Yes, we do see statements being canceled from time to time, just not when we experience a lag situation with WALs not being applied. Is it just entirely possible that there is too much work for one of the slaves to do (hence the degraded query throughput we see) that it is unable to apply WALs? In other words, there are no conflicts that occur, but WALs cannot be applied an a timely manner?

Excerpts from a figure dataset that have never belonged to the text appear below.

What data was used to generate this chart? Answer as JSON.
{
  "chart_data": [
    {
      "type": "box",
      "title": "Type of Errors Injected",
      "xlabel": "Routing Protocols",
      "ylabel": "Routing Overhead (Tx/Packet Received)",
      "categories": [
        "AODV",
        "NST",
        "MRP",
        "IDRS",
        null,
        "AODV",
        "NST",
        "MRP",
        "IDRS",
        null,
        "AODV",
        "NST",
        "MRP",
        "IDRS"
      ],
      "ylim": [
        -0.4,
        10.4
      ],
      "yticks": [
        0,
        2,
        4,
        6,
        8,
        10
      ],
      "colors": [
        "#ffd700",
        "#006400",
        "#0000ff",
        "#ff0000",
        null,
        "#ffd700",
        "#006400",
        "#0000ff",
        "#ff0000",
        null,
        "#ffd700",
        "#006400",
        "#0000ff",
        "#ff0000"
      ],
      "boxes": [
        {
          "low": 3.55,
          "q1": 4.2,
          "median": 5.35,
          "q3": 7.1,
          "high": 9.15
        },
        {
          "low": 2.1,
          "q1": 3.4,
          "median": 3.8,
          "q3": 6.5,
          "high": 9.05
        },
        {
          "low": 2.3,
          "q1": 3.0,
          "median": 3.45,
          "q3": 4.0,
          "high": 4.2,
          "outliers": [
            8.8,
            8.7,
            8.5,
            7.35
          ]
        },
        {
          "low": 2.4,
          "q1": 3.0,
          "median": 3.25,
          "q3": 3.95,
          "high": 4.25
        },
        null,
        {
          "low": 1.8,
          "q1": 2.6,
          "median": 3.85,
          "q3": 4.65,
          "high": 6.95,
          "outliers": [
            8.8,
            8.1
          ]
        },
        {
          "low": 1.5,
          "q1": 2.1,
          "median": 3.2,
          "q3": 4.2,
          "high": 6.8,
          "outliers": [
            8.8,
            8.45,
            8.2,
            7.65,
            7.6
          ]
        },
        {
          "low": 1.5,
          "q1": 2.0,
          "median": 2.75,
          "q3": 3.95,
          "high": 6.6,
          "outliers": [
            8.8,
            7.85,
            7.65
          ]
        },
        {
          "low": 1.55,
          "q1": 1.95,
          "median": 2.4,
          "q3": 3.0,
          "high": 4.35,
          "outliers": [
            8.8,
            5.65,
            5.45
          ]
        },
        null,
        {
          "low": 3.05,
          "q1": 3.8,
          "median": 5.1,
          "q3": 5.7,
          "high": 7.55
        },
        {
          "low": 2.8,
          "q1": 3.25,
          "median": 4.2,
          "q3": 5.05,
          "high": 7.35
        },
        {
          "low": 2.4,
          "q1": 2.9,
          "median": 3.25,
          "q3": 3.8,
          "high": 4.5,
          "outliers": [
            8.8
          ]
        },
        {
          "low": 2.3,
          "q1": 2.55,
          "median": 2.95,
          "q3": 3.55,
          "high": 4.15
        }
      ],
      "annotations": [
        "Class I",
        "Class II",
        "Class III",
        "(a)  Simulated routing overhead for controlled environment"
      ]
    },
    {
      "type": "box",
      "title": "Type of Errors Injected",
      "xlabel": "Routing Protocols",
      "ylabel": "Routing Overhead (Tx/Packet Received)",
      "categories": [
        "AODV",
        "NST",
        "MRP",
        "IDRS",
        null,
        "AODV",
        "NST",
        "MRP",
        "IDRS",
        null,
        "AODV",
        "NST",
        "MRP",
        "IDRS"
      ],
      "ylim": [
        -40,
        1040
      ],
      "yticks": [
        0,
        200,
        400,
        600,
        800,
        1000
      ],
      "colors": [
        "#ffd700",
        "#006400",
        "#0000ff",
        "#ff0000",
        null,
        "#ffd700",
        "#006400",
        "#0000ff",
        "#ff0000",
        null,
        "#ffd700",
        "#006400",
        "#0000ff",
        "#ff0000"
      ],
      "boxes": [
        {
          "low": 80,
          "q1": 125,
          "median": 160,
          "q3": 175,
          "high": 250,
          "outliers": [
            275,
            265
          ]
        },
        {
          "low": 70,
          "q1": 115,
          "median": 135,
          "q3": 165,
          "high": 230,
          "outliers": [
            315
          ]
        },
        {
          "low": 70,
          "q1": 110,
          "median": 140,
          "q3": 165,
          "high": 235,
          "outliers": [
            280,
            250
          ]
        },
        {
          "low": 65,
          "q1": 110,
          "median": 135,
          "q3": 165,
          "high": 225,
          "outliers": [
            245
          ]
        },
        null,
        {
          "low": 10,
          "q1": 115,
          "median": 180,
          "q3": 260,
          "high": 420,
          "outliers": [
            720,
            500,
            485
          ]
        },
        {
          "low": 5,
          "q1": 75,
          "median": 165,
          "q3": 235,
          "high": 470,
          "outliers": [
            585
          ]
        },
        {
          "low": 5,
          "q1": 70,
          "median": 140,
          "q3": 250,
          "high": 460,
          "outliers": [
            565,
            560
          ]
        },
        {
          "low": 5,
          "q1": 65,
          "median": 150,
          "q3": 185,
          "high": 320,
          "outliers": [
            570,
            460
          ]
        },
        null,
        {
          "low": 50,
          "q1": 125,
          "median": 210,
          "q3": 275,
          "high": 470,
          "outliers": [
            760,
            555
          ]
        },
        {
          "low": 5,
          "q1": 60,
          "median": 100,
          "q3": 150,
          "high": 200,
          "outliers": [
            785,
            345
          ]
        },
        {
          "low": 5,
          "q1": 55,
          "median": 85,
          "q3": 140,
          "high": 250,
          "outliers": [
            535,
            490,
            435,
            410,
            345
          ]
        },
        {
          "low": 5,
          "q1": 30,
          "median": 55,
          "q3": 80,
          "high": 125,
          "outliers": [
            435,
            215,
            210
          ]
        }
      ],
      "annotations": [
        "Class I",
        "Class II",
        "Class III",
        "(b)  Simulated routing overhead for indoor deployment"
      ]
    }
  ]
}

There's a noticeable pattern that in times of lag, the overall number of slow queries dramatically increases (i.e. from a few hundred to tens of thousands).
1. If SQL statements are getting cancelled time-to-time - then max_standby_*_delay parameters are working as expected and there is no issue with them.
2. You need to look at the lag issue, which can occur for number of other reasons.
How do you come to a conclusion that there is a lag between master and slave ? Did you check the last xlog position on master and slave databases ?
Lag occurs even when the load is very high. Do you see any high IO wait on Master or Slave ?
I did not understand when you said "from few hundred to tens of thousands" - These are number of WALs or SQLs you are referring to ?
Do you see any other messages related to lag in Standby logfile (like " WAL archive file not found.. cannot be restored..." etc)
Same is the situation across all the slaves ?
Venkata Balaji N
Sr. Database Administrator
Fujitsu Australia